Miami's Policy and Information Manual also affirms the right to "academic freedom." Section 5 of the policy details the "Rights and Responsibilities of the Instructional Staff" (PDF). From the policy:
Institutions of higher education are conducted for the common good and not to further the interest of either the individual teacher or the institution as a whole. The common good depends upon the free search for truth and its free exposition. (The word "teacher" as used in this document is understood to include the investigator who is attached to an academic institution without teaching duties.)Academic freedom is essential to these purposes and applies to both teaching and research. Freedom in research is fundamental to the advancement of truth. Academic freedom in its teaching aspect is fundamental for the protection of the rights of the teacher in teaching and of the student to freedom in learning. It carries with it duties correlative with rights.
Tenure is a means to certain ends, specifically: (1) freedom of teaching and research and of extramural activities, and (2) a sufficient degree of economic security to make the profession attractive to men and women of ability. Freedom and economic security, hence tenure, are indispensable to the success of an institution in fulfilling its obligations to its students and to society.
No faculty member shall be obliged to make her or his nonpublic work available for inspection by a second party in the absence of compulsory legal process.
Additionally, "The teacher is entitled to freedom in the classroom in discussing his or her subject, but should be careful not to introduce into his or her teaching controversial matter that has no relation to the subject."

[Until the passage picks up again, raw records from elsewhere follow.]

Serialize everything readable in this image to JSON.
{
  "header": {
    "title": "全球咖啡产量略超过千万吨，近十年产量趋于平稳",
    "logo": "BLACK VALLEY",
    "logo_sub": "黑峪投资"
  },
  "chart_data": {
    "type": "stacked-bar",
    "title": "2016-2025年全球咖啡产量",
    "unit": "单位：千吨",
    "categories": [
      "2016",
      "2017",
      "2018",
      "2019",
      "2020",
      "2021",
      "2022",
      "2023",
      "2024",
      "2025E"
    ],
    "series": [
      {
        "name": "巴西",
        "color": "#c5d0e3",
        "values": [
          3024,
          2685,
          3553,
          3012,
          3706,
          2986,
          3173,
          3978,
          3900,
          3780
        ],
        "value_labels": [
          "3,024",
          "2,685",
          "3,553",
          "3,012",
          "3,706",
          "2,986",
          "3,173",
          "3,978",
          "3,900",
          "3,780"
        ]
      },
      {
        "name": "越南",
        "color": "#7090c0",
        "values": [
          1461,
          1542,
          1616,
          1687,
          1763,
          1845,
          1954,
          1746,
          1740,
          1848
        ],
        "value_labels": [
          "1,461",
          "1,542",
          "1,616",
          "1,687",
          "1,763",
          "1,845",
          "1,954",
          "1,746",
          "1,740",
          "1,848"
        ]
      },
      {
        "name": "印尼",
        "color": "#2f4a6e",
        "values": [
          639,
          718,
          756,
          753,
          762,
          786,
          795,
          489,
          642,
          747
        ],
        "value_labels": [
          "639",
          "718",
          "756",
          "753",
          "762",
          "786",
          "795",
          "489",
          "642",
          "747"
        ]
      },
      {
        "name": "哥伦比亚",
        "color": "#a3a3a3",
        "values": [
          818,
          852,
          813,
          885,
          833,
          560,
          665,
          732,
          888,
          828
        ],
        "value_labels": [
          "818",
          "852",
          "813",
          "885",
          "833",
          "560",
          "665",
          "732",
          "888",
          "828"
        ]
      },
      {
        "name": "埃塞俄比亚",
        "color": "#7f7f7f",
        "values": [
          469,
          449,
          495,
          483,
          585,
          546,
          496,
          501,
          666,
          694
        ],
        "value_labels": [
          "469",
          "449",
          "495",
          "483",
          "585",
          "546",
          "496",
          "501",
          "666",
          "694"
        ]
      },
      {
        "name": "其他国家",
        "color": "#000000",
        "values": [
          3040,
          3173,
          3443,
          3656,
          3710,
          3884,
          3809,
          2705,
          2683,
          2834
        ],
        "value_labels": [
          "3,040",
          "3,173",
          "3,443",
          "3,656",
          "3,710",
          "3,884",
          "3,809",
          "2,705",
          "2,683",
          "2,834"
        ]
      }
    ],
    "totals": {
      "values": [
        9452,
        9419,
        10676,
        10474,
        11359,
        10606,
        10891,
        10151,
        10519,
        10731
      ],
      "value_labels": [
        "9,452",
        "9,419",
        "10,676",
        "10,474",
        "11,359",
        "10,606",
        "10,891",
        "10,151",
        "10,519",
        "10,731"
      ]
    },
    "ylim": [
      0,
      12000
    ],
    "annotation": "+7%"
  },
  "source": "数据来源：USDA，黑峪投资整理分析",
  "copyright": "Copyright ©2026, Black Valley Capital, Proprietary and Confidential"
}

Is there a need for a state law governing professors in this matter? Definitely not. I have never met a professor who evaluated student performance subjectively (that is, according to whether or not the professor agreed with it, not whether or not it was good work) or attempted to indoctrinate students with his or her own beliefs. The Academic Bill of Rights is the work of a few disgruntled people who are upset that their unpopular and unsupportable ideas are not being taught in universities.
Do you want to teach Samuel Huntington seriously in a Latin-American Studies course? Not possible. Latin-American Studies necessitates a Marxist analysis of Latin American/United States relations, something with which Huntington would never agree. But no serious LAS scholar would ever dream of utilizing Huntington seriously. Similarly, communism is not seriously taught in any economics course. You'll have to go to the philosophy department for that. An Academic Bill of Rights would require that every professor constantly look over his or her shoulder, giving the nervous thumbs-up to a staunchy bureaucrat overseeing the teaching.
Decisions about teaching practices are not to be made by politicans, especially those who are obviously terrifically biased (as Larry Mumper is). Let individual institutions determine the quality of their teaching and keep David Horowitz out of our universities. His assertions about liberal professors and indoctrination are just as applicable to him. "Academic freedom"? How about "freedom to institutionalize and mandate the teaching of conservative philosophy"?